The International Monetary Fund (IMF) has raised its near-term global economic forecast but warns that the overall environment remains volatile amid US President Donald Trump’s ongoing trade war.

Global growth is projected to slow from 3.3% in 2024 to 3.2% in 2025 and 3.1% in 2026, the Washington-based organisation says in its World Economic Outlook report on 14 October. 

“Prolonged uncertainty, more protectionism and labour supply shocks could reduce growth,” the IMF says.

“Fiscal vulnerabilities, potential financial market corrections and erosion of institutions could threaten stability,” it adds.

Trump’s revised tariffs took effect on 7 August after months of multiple reversals and global market chaos, with more than 90 countries hit with higher levies ranging from 10% to 50%.

The president’s trade war against long-term allies began shortly after he took office on 20 January. In April, he announced sweeping “Liberation Day” tariffs against most countries as part of his “America First” policy that aims to boost manufacturing in the US.

However, the IMF said some extremes of higher tariffs were tempered due to subsequent deals and resets ahead of the 7 August deadline. 

Countries that finalised new trade deals before Trump’s August deadline included Japan, South Korea and the European Union, which face a 15% base rate. The UK also signed a trade deal with the US in May and its tariff rate remained unchanged at 10%. 

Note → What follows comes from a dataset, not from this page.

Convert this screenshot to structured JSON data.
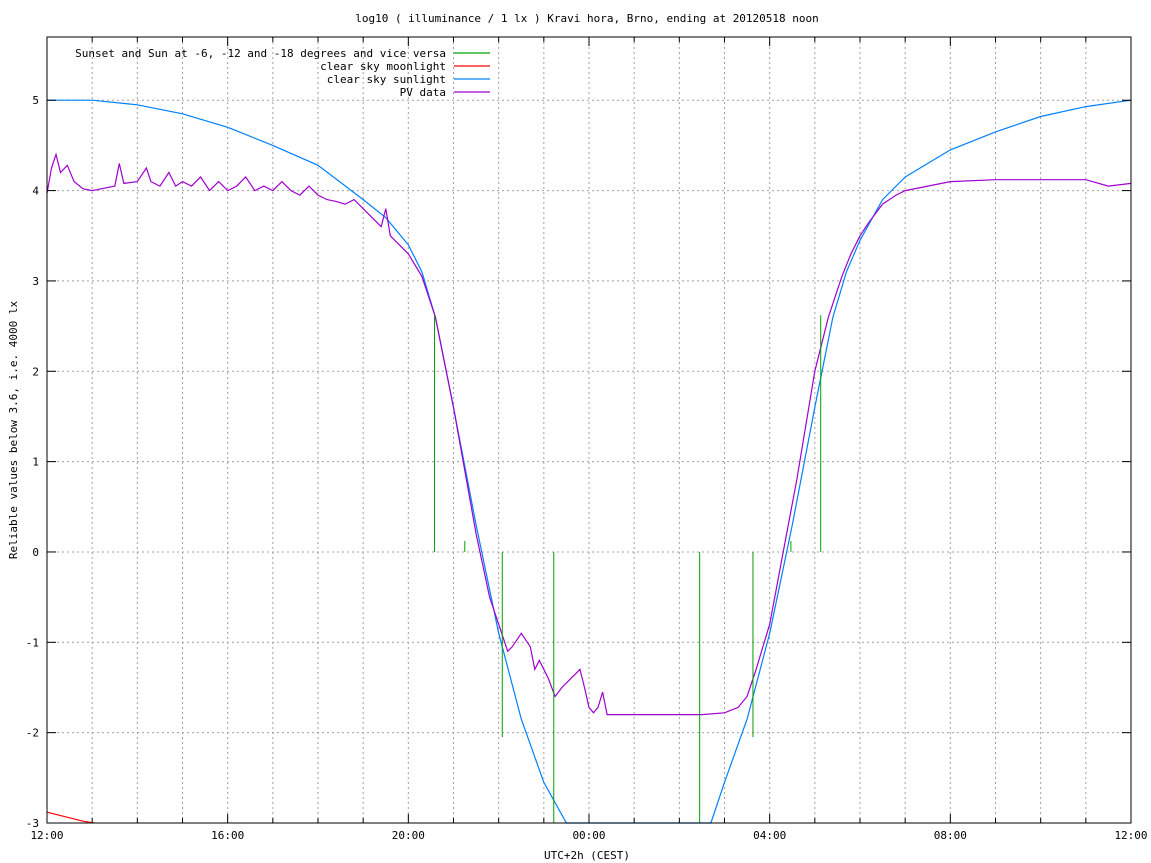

“The world’s economies, institutions and markets have been adjusting to a landscape marked by greater protectionism and fragmentation, with dim medium-term growth prospects and calling for a recalibration of macroeconomic policies,” the IMF notes.

“This apparent resilience, however, seems to be largely attributable to temporary factors, such as front-loading of trade and investment and inventory management strategies, rather than to fundamental strength.”

The IMF adds that front-loading is now unwinding, labour markets are softening, and the “pass-through” of tariffs to US consumer prices appears increasingly likely.

According to the report, advanced economies are forecast to grow by about 1.5% in 2025 and 2026, with the US slowing to 2%. Emerging market and developing economies are expected to moderately expand by just over 4%.

Meanwhile, the IMF expects inflation to decline to 4.2% globally in 2025 and to 3.7% in 2026. One notable exception is the US, where it will be “above target with risks tilted to the upside”. 

The US Federal Reserve typically targets an inflation rate of  2% for long-term economic growth and price stability. According to the latest US Consumer Price Index, inflation rose 2.9% in the 12 months to August, up from 2.7% in July, as companies increased prices to offset the cost of tariffs.

“The task ahead is to restore confidence through credible, predictable and sustainable policy actions,” the IMF says.

“Policymakers should establish clear, transparent and rules-based trade policy road maps to reduce uncertainty and support investment and to reap the productivity and growth benefits that more trade brings.”